Mechanisms Involved in Mood Disorders and Treatments
Richard S. Jope, Ph.D.
Research in this laboratory is focused on identifying underlying causes, and developing new treatments for, disorders of the central nervous system (CNS), including mood disorders, multiple sclerosis, and Fragile X Syndrome, and is presently funded by two R01 grants from the NIH and one grant from the FRAXA Foundation.
Understanding the etiologies of mood disorders, which have a lifetime prevalence of ~20% of the population of the United States, is important for the development of more effective therapeutic interventions for these prevalent diseases. This research has recently focused on the therapeutic actions of inhibitors of glycogen synthase kinase-3 (GSK3) in transgenic mouse models of depression and bipolar disorder (manic-depression). This led to our findings that inhibiting GSK3 enhanced neuronal resilience to multiple types of neuronal stressors, and identification of regulatory effects of GSK3 on mood-relevant behaviors and neurogenesis in mice. This research has been supported by an R01 grant from the NIH that is currently in its 27th year of funding.
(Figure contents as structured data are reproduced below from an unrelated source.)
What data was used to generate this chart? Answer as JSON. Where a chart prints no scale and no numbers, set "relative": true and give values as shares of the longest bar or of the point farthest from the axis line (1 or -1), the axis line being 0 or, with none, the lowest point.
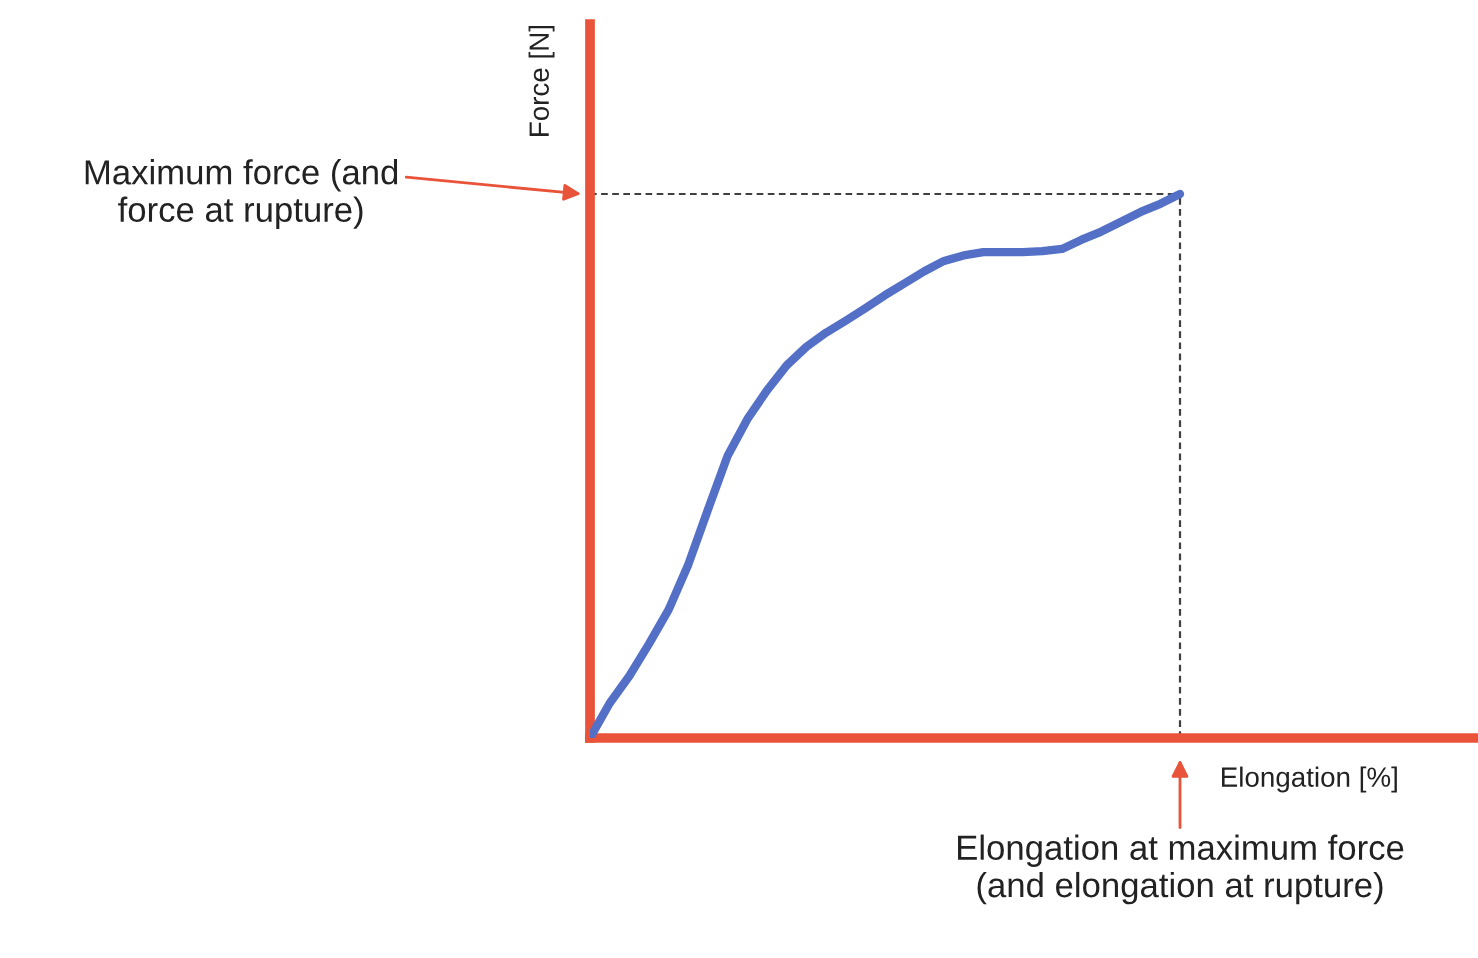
{
  "chart_data": {
    "type": "line",
    "relative": true,
    "xlabel": "Elongation [%]",
    "ylabel": "Force [N]",
    "categories": [
      null,
      null,
      null,
      null,
      null,
      null,
      null,
      null,
      null,
      null,
      null,
      null,
      null,
      null,
      null,
      null,
      null,
      null,
      null,
      null,
      null,
      null,
      null,
      null,
      null,
      null,
      null,
      null,
      null,
      null,
      null
    ],
    "series": [
      {
        "color": "#5470c6",
        "values": [
          0,
          0.064,
          0.114,
          0.173,
          0.236,
          0.319,
          0.42,
          0.519,
          0.586,
          0.639,
          0.685,
          0.719,
          0.745,
          0.767,
          0.79,
          0.814,
          0.836,
          0.858,
          0.877,
          0.887,
          0.893,
          0.893,
          0.893,
          0.895,
          0.899,
          0.916,
          0.931,
          0.949,
          0.967,
          0.982,
          1
        ]
      }
    ],
    "ref_lines": [
      {
        "axis": "y",
        "value": 1,
        "label": "Maximum force (and\nforce at rupture)",
        "color": "#404040",
        "line_style": "dashed"
      }
    ],
    "annotations": [
      "Elongation at maximum force\n(and elongation at rupture)"
    ]
  }
}
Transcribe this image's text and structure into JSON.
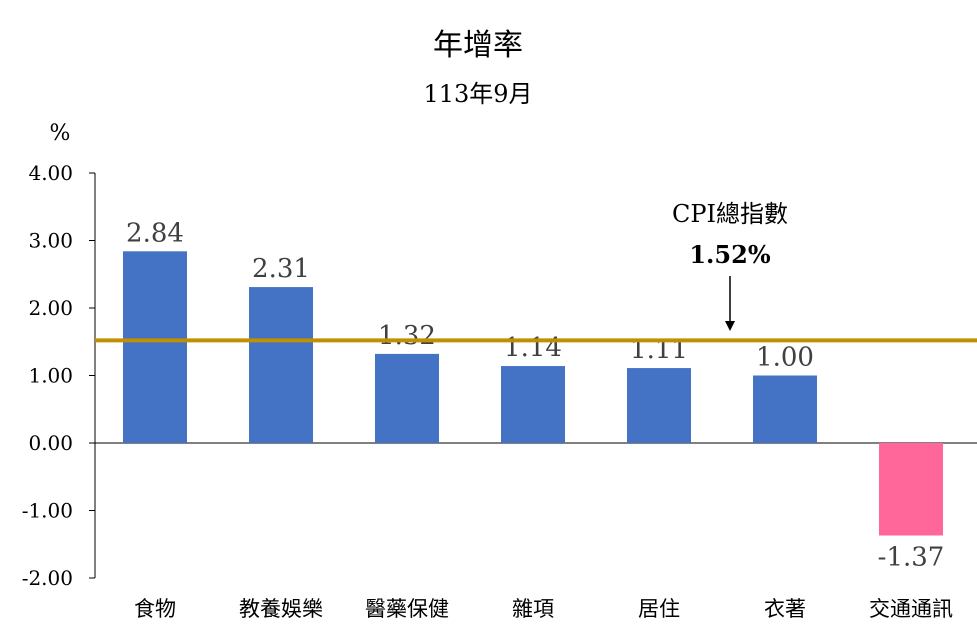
{
  "chart_data": {
    "type": "bar",
    "title": "年增率",
    "subtitle": "113年9月",
    "ylabel": "%",
    "ylim": [
      -2,
      4
    ],
    "yticks": [
      "4.00",
      "3.00",
      "2.00",
      "1.00",
      "0.00",
      "-1.00",
      "-2.00"
    ],
    "categories": [
      "食物",
      "教養娛樂",
      "醫藥保健",
      "雜項",
      "居住",
      "衣著",
      "交通通訊"
    ],
    "values": [
      2.84,
      2.31,
      1.32,
      1.14,
      1.11,
      1.0,
      -1.37
    ],
    "value_labels": [
      "2.84",
      "2.31",
      "1.32",
      "1.14",
      "1.11",
      "1.00",
      "-1.37"
    ],
    "colors": {
      "positive": "#4472C4",
      "negative": "#FF6699",
      "reference": "#BF9000"
    },
    "reference_line": {
      "value": 1.52,
      "label": "CPI總指數",
      "value_label": "1.52%"
    },
    "grid": false,
    "legend": "none"
  }
}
Our research has also revealed profound regulatory effects of GSK3 in immune system functions. The understanding of neural-immune system interactions is currently undergoing a revolution. Previous descriptions of the CNS as “immune-privileged” were often over-interpreted to such an extent that immune actions in the CNS were thought to be largely limited to autoimmune diseases with disruption of the blood-brain barrier. In contrast, it is now evident that the CNS remains under constant immune surveillance and that both innate and adaptive immune system mediators tremendously affect both the healthy and diseased CNS. Recognition that the onset, magnitude, and duration of psychiatric and neurological diseases, as well as responses to traditional therapeutic interventions, are impacted by immune mediators emphasizes the importance of clarifying neural-immune system interactions and identifying potential therapeutic targets. We discovered that GSK3 promotes inflammatory responses of the innate immune system and that inhibition of GSK3 prevented, and reversed, the development of experimental autoimmune encephalomyelitis (EAE), the mouse model of multiple sclerosis. This led to our current studies addressing novel mechanisms involved in neural-immune system interactions, potential regulatory actions of GSK3, and their links to depression and multiple sclerosis in mouse models. This research is currently funded by an R01 grant from the NIH.
Fragile X Syndrome is the most common genetic cause of mental retardation and also results in autistic characteristics, but no therapeutic interventions are effective in Fragile X Syndrome patients. We found that GSK3 is not adequately controlled in the mouse model of Fragile X Syndrome and that administration of lithium and other inhibitors of GSK3 significantly ameliorate biochemical, behavioral and cognitive abnormalities. This research is in its third year of funding by the FRAXA Foundation.
Altogether, our research has led these fields into new areas, has been highly productive, and has contributed to the training of many graduate students and postdoctoral fellows.